Mit Siegfried Kracauer auf dem Weihnachtsmarkt
Konstanz, 28. November 2010, 13:50 | von MarcuccioKracauers Feuilleton »Weihnachtlicher Budenzauber« erschien in der »Frankfurter Zeitung« vom 24. Dezember 1932. Witzigerweise ist der 24. inzwischen ein Datum, an dem Weihnachtsmärkte, die Ende Oktober öffnen, schon lange wieder abgebaut sind. Mag auch sein, dass es 1932 noch keine Lebkuchen ab Ende August gab. Aber ansonsten hat sich wenig geändert:
Andrang
»eine unübersehbare Menschenmenge (…) bildet Knäuel, die zergehen, wälzt sich weiter und entschwindet wieder (…). Es ist, als sei das Gewimmel ein notwendiger Bestandteil der hölzernen Stadt.«
Lichterterror
»Hier in der Budenstadt wagt sich das Gelichter vollständig an den Tag. Es kriecht aus Ritzen und Schlupfwinkeln hervor und freut sich des Passierscheins, den man ihm in Erwartung der Feiertage gegeben hat. Solange sie dauern, währt seine Herrschaft.«
Weihnachtsmarktartikel
Kracauer beobachtet das klassisch zweigeteilte Angebot. Einerseits die sinnlosen »Dinge, die unserer Laune so sehr zu Willen sind, daß sie auf den leisesten Druck durch den Hohlraum der Feiertagszeit hüpfen«. Zum Beispiel Aufziehspielzeug:
»Die Katze lupft ein Bein, der Esel streckt Zunge und Schwanz raus, und die graue Maus, der ›Schrecken der Damenwelt‹, huscht pfeilgeschwind über den Boden. Es muß schön sein, wenn die Damen quietschen und sich hinterher alles in Wohlgefallen auflöst.«
Daneben jede Menge »Puppengeschöpfe« und »Dämonen, die sich das ganze Jahr über nicht austoben dürfen« – etwa dieser Arcimboldo aus Kurzwaren:
»Seine Gliedmaßen sind Garnspulen und -rollen, und das ganze Gestell wird von einem Seidenstern gekrönt. Wehe, wenn ihn einer abwickelte. Dann verschwände die drollige Schrecklichkeit, und das Fadenmännchen wirkte zu unserem Verderben wieder hinter den Kulissen.«
Andererseits »handfeste Waren«, die man eigentlich das ganze Jahr kaufen könnte:
»Seifen, Krawatten, Parfümerien, Schals (…), die sich über ihre nichtsnutzige Nachbarschaft erhaben dünken. Sie liegen in Koffern zur Schau, die so billig sind wie sie selber, und fordern seriöse Beachtung. Aber wenn sie auch noch so wichtig tun, gehören sie darum doch nicht minder zur Bagage ringsum. Man hat sie aus den Geschäften vertrieben, und nun führen sie in der Budenstadt dieselbe Vagabundenexistenz wie das übrige Gelichter und die Verkäufer an Ständen und Tischen.«
Mit keinem einzigen Wort erwähnt wird, was vielleicht für einen versöhnlicheren Rundgang gesorgt hätte: Glühwein.

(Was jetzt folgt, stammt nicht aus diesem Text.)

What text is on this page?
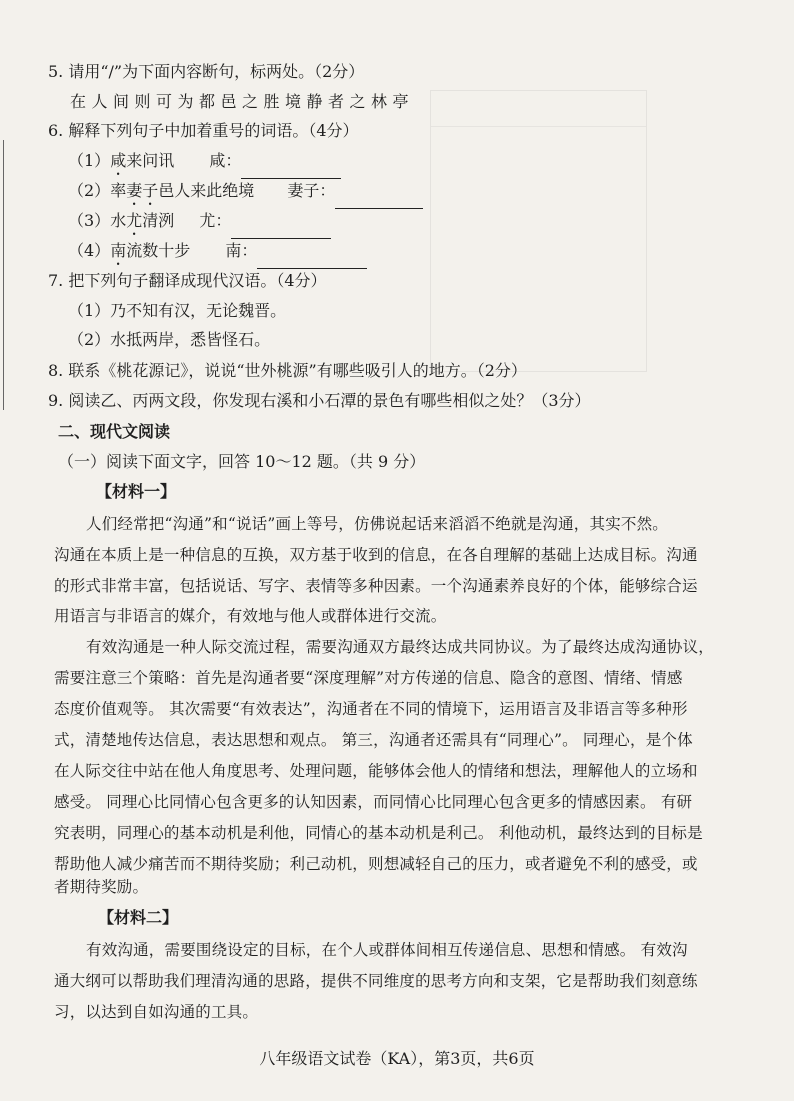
5. 请用“/”为下面内容断句，标两处。（2分）
在人间则可为都邑之胜境静者之林亭
6. 解释下列句子中加着重号的词语。（4分）
（1）咸来问讯 咸：
（2）率妻子邑人来此绝境 妻子：
（3）水尤清洌 尤：
（4）南流数十步 南：
7. 把下列句子翻译成现代汉语。（4分）
（1）乃不知有汉，无论魏晋。
（2）水抵两岸，悉皆怪石。
8. 联系《桃花源记》，说说“世外桃源”有哪些吸引人的地方。（2分）
9. 阅读乙、丙两文段，你发现右溪和小石潭的景色有哪些相似之处？（3分）
二、现代文阅读
（一）阅读下面文字，回答 10～12 题。（共 9 分）
【材料一】
人们经常把“沟通”和“说话”画上等号，仿佛说起话来滔滔不绝就是沟通，其实不然。
沟通在本质上是一种信息的互换，双方基于收到的信息，在各自理解的基础上达成目标。沟通
的形式非常丰富，包括说话、写字、表情等多种因素。一个沟通素养良好的个体，能够综合运
用语言与非语言的媒介，有效地与他人或群体进行交流。
有效沟通是一种人际交流过程，需要沟通双方最终达成共同协议。为了最终达成沟通协议，
需要注意三个策略：首先是沟通者要“深度理解”对方传递的信息、隐含的意图、情绪、情感
态度价值观等。 其次需要“有效表达”，沟通者在不同的情境下，运用语言及非语言等多种形
式，清楚地传达信息，表达思想和观点。 第三，沟通者还需具有“同理心”。 同理心，是个体
在人际交往中站在他人角度思考、处理问题，能够体会他人的情绪和想法，理解他人的立场和
感受。 同理心比同情心包含更多的认知因素，而同情心比同理心包含更多的情感因素。 有研
究表明，同理心的基本动机是利他，同情心的基本动机是利己。 利他动机，最终达到的目标是
帮助他人减少痛苦而不期待奖励；利己动机，则想减轻自己的压力，或者避免不利的感受，或
者期待奖励。
【材料二】
有效沟通，需要围绕设定的目标，在个人或群体间相互传递信息、思想和情感。 有效沟
通大纲可以帮助我们理清沟通的思路，提供不同维度的思考方向和支架，它是帮助我们刻意练
习，以达到自如沟通的工具。
八年级语文试卷（KA），第3页，共6页
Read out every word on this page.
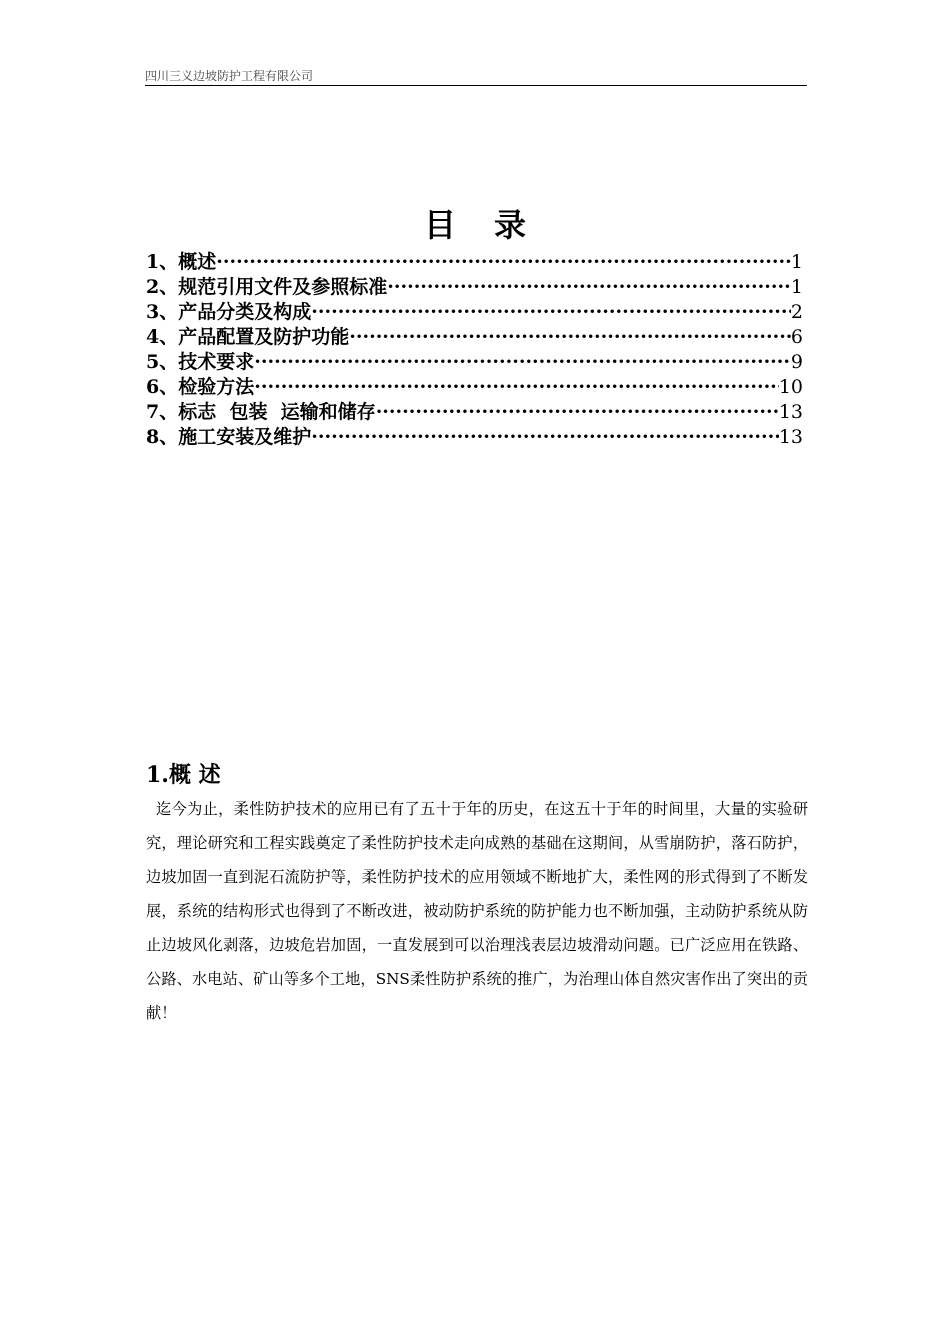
四川三义边坡防护工程有限公司
目录
1、概述 ·····	1
2、规范引用文件及参照标准 ·····	1
3、产品分类及构成 ·····	2
4、产品配置及防护功能 ·····	6
5、技术要求 ·····	9
6、检验方法 ·····	10
7、标志  包装  运输和储存 ·····	13
8、施工安装及维护 ·····	13
1.概 述
迄今为止，柔性防护技术的应用已有了五十于年的历史，在这五十于年的时间里，大量的实验研究，理论研究和工程实践奠定了柔性防护技术走向成熟的基础在这期间，从雪崩防护，落石防护，边坡加固一直到泥石流防护等，柔性防护技术的应用领域不断地扩大，柔性网的形式得到了不断发展，系统的结构形式也得到了不断改进，被动防护系统的防护能力也不断加强，主动防护系统从防止边坡风化剥落，边坡危岩加固，一直发展到可以治理浅表层边坡滑动问题。已广泛应用在铁路、公路、水电站、矿山等多个工地，SNS柔性防护系统的推广，为治理山体自然灾害作出了突出的贡献！
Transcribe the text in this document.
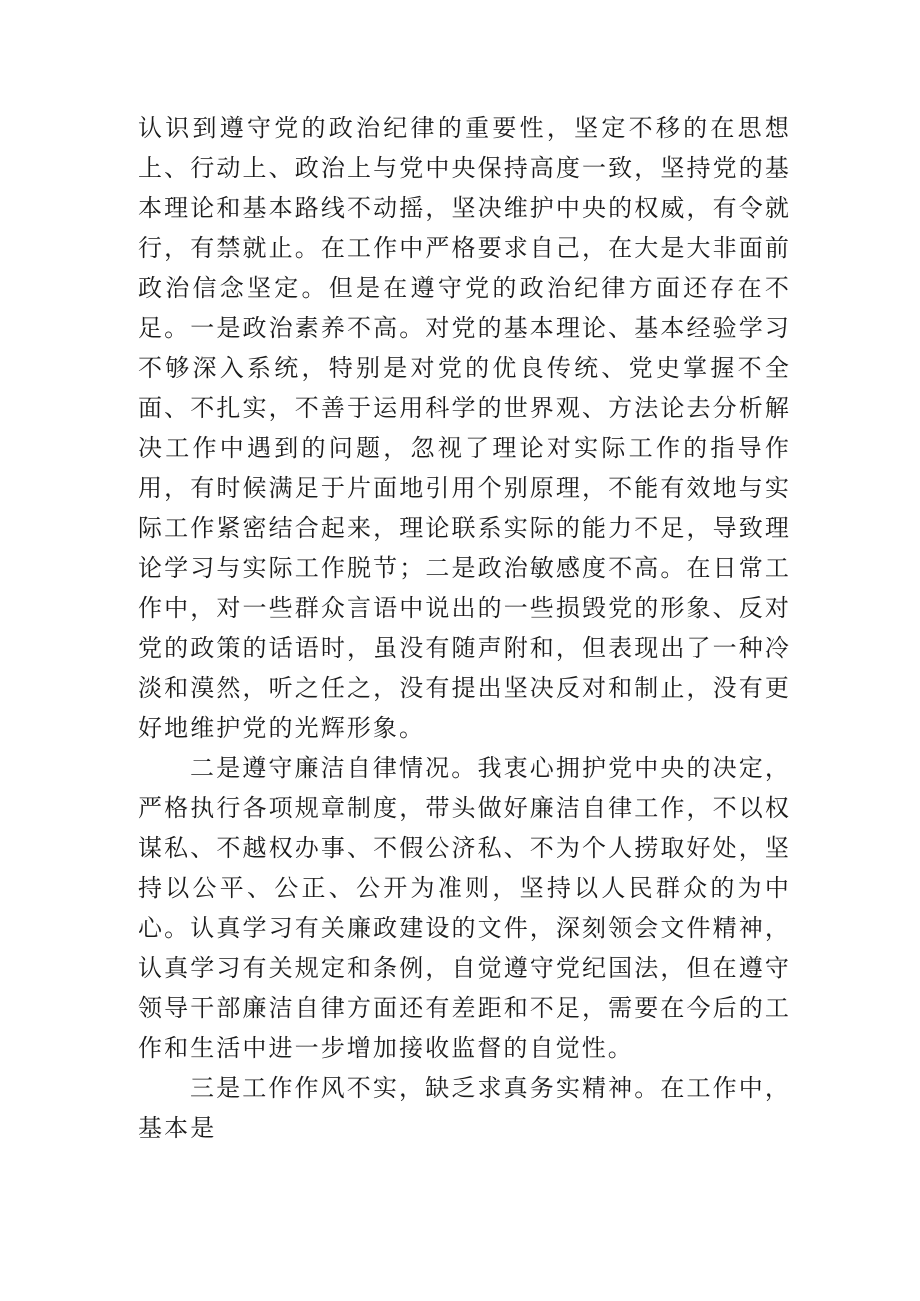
认识到遵守党的政治纪律的重要性，坚定不移的在思想上、行动上、政治上与党中央保持高度一致，坚持党的基本理论和基本路线不动摇，坚决维护中央的权威，有令就行，有禁就止。在工作中严格要求自己，在大是大非面前政治信念坚定。但是在遵守党的政治纪律方面还存在不足。一是政治素养不高。对党的基本理论、基本经验学习不够深入系统，特别是对党的优良传统、党史掌握不全面、不扎实，不善于运用科学的世界观、方法论去分析解决工作中遇到的问题，忽视了理论对实际工作的指导作用，有时候满足于片面地引用个别原理，不能有效地与实际工作紧密结合起来，理论联系实际的能力不足，导致理论学习与实际工作脱节；二是政治敏感度不高。在日常工作中，对一些群众言语中说出的一些损毁党的形象、反对党的政策的话语时，虽没有随声附和，但表现出了一种冷淡和漠然，听之任之，没有提出坚决反对和制止，没有更好地维护党的光辉形象。

二是遵守廉洁自律情况。我衷心拥护党中央的决定，严格执行各项规章制度，带头做好廉洁自律工作，不以权谋私、不越权办事、不假公济私、不为个人捞取好处，坚持以公平、公正、公开为准则，坚持以人民群众的为中心。认真学习有关廉政建设的文件，深刻领会文件精神，认真学习有关规定和条例，自觉遵守党纪国法，但在遵守领导干部廉洁自律方面还有差距和不足，需要在今后的工作和生活中进一步增加接收监督的自觉性。

三是工作作风不实，缺乏求真务实精神。在工作中，基本是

Am 3. Dezember 2010 um 16:25 Uhr
kleine anmerkung: gelichter hat hier nichts mit licht zu tun, es bedeutet soviel wie: „nicht so richtig vertrauenserweckende gesellen, leute, zwielichtige gestalten, typen von der sorte“, uspr. relativ wertfrei „leute von der art, solche leute“. vgl. auch Deutsches WB 5, 3016-3018.
Am 3. Dezember 2010 um 16:29 Uhr
aehm ulrike, ich glaube das mit dem ge/lichter ist ironisch gemeint, wuerde mich jedenfalls wundern wenn nicht
Am 3. Dezember 2010 um 16:38 Uhr
Sehe ich auch so, es geht um doppelten Sinn (typisch für Feuilleton der 20er /Anfang 30erjahre?), man beachte auch im letzten Zitat den Doppelsinn von „Bagage“. aber gut, der Witz wird durch die Erklärung hier bestimmt nicth besser :)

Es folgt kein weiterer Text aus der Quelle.